Volume True Positive False Positive totalHarvest
Protect All Infants 526.6383 0.2476573 0.0000000 0.1785714
Median Infants 133.8214 0.9330656 0.4982699 0.8117761
Median Adults 384.5584 0.0000000 0.0242215 0.0067568
Max Difference 262.1430 0.7416332 0.0682731 0.5537943
Zero A1 Infants 206.7860 0.8259705 0.2871972 0.6756757

Essay Question: Based on the ROC curve, it is evident a wide range of possible “cutoffs” exist. Compare and discuss the five cutoffs determined in this assignment.

Answer: (There is a range of cutoff points from the most conservative to the most aggressive. The most conservative form of harvesting is the value based on Protecting All Infants (526.64 cm^3), followed by the Median Adults (384.56 cm^3), Max Difference (262.14 cm^3), Zero A1 Infants (206.79 cm^3), and finally the most aggressive, Median Infants (133.82 cm^3). The cutoff points are merely suggest options for harvesting the abalones. The Max Difference (262.14 cm^3) suggests this could be the best means of harvesting adult and infant abalones without over harvesting infant abalones.)

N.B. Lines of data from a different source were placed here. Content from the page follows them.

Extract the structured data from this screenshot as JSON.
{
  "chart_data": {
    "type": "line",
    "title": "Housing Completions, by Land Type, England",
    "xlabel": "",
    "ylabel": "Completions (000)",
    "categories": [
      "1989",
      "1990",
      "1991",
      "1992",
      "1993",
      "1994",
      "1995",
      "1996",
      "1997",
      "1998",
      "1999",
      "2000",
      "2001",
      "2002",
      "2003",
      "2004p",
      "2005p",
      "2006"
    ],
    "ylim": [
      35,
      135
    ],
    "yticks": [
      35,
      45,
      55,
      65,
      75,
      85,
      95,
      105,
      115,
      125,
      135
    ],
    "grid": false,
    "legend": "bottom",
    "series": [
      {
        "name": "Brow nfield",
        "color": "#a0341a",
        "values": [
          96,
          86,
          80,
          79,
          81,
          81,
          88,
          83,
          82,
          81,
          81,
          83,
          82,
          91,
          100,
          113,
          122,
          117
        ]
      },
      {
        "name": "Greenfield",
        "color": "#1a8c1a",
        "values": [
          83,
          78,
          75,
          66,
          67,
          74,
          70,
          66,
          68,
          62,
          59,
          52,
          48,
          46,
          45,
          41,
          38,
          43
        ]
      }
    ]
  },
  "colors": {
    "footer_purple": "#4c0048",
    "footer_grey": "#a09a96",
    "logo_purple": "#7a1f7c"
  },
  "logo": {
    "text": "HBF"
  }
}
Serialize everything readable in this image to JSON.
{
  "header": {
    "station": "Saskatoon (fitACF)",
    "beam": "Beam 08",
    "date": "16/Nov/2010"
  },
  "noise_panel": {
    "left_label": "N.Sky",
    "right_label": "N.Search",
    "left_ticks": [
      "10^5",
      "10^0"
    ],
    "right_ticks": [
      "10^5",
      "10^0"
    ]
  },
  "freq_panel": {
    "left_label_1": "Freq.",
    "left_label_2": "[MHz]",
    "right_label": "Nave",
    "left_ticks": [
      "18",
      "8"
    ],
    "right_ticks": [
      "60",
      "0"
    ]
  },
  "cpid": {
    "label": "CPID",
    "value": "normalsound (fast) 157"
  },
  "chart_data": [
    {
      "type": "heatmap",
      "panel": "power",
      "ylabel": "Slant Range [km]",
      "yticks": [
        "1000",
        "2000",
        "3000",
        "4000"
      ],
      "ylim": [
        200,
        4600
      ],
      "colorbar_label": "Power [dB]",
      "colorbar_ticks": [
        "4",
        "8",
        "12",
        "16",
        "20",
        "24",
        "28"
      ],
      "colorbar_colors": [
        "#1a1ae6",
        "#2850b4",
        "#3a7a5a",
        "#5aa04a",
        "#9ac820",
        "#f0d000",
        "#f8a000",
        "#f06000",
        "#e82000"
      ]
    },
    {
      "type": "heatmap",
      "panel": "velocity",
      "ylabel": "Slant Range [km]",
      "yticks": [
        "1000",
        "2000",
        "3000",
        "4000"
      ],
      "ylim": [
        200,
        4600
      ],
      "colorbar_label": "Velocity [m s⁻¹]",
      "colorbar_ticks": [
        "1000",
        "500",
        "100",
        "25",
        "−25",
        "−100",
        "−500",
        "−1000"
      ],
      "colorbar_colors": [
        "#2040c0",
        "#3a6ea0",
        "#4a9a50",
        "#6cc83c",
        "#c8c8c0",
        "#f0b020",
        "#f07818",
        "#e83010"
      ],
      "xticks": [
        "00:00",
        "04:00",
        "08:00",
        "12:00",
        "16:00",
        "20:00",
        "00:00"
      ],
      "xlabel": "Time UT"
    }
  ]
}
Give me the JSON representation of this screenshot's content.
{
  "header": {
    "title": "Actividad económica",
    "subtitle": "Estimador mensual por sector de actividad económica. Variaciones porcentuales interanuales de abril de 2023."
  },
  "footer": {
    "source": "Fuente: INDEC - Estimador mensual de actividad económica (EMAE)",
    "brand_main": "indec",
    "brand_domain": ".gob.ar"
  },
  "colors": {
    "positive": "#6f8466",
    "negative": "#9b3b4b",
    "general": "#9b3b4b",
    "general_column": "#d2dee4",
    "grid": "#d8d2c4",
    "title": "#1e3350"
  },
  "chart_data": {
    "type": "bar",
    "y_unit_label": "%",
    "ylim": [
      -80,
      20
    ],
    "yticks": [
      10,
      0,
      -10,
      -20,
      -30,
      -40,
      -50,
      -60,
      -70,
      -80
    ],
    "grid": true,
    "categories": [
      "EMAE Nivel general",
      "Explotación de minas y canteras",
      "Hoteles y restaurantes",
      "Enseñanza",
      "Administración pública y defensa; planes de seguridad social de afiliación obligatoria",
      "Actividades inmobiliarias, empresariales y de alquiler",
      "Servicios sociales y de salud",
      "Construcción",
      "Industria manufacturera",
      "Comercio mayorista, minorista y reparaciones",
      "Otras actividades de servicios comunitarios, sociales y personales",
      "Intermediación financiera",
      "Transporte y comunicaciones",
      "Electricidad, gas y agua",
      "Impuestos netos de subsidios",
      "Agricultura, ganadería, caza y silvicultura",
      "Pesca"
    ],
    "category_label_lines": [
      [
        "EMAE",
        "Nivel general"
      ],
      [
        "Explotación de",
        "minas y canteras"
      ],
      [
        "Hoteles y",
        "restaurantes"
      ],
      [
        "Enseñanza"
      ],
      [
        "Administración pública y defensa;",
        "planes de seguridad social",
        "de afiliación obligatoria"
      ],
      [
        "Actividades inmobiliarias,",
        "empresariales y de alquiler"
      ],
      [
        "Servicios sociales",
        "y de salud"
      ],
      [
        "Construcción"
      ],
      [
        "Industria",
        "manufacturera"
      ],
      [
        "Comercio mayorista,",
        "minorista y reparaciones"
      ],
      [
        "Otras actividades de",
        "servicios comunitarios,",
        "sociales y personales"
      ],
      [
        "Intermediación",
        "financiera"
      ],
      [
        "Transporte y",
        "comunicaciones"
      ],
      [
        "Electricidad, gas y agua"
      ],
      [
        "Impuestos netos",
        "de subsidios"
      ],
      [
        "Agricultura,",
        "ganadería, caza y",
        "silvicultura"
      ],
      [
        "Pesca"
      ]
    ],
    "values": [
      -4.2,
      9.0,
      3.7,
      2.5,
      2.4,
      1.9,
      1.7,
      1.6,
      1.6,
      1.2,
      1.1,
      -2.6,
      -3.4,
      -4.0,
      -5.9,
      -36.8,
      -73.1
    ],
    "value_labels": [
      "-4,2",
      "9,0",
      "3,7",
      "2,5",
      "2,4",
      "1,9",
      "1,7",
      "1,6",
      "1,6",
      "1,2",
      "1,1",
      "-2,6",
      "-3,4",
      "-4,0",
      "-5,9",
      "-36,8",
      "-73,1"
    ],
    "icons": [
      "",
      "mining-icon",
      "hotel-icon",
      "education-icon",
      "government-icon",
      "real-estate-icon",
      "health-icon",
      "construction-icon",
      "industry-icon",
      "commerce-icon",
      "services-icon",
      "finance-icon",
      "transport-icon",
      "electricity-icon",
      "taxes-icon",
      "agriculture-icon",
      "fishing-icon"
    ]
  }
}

Final Essay Question: Assume you are expected to make a presentation of your analysis to the investigators How would you do so? Consider the following in your answer:

  1. Would you make a specific recommendation or outline various choices and tradeoffs?
  2. What qualifications or limitations would you present regarding your analysis?
  3. If it is necessary to proceed based on the current analysis, what suggestions would you have for implementation of a cutoff?
  4. What suggestions would you have for planning future abalone studies of this type?

Answer: (1. I would outline various choices and tradeoffs of harvesting abalones. After providing my various outlined choices , I would then suggest a specific recommendation of using the Max Difference in order to provide a best practice in harvesting abalones. 2. Based off of the Volume findings, we can better identify the abalones class and better identify which abalones to harvest for studies. The limitations of the abalone study could be limited on abalones habitat that could lead to non-random sampling. It is also notable that the infant abalones have a greater amount of variables versus the adult abalones. 3. Some implementation of cutoffs are as follows, minimizing the harvest of infant abalones, which means avoiding A1 class of infant abalones, to allow reproduction and maintaining the habitat. Also, harvesting more of the adult abalones could be utilized in the analysis. As mentioned before, I would siggest utilizing the Max Difference as the cutoff point in harvesting abalones for the study. 4. My suggestion for planning future abalone studies would be to use random sampling from different abalone habitats, environmental effects on the abalones, each abalone habitat must have a break down of abalone classes, type, volume, sex, etc. which should be compared against each of the abalone habitats.)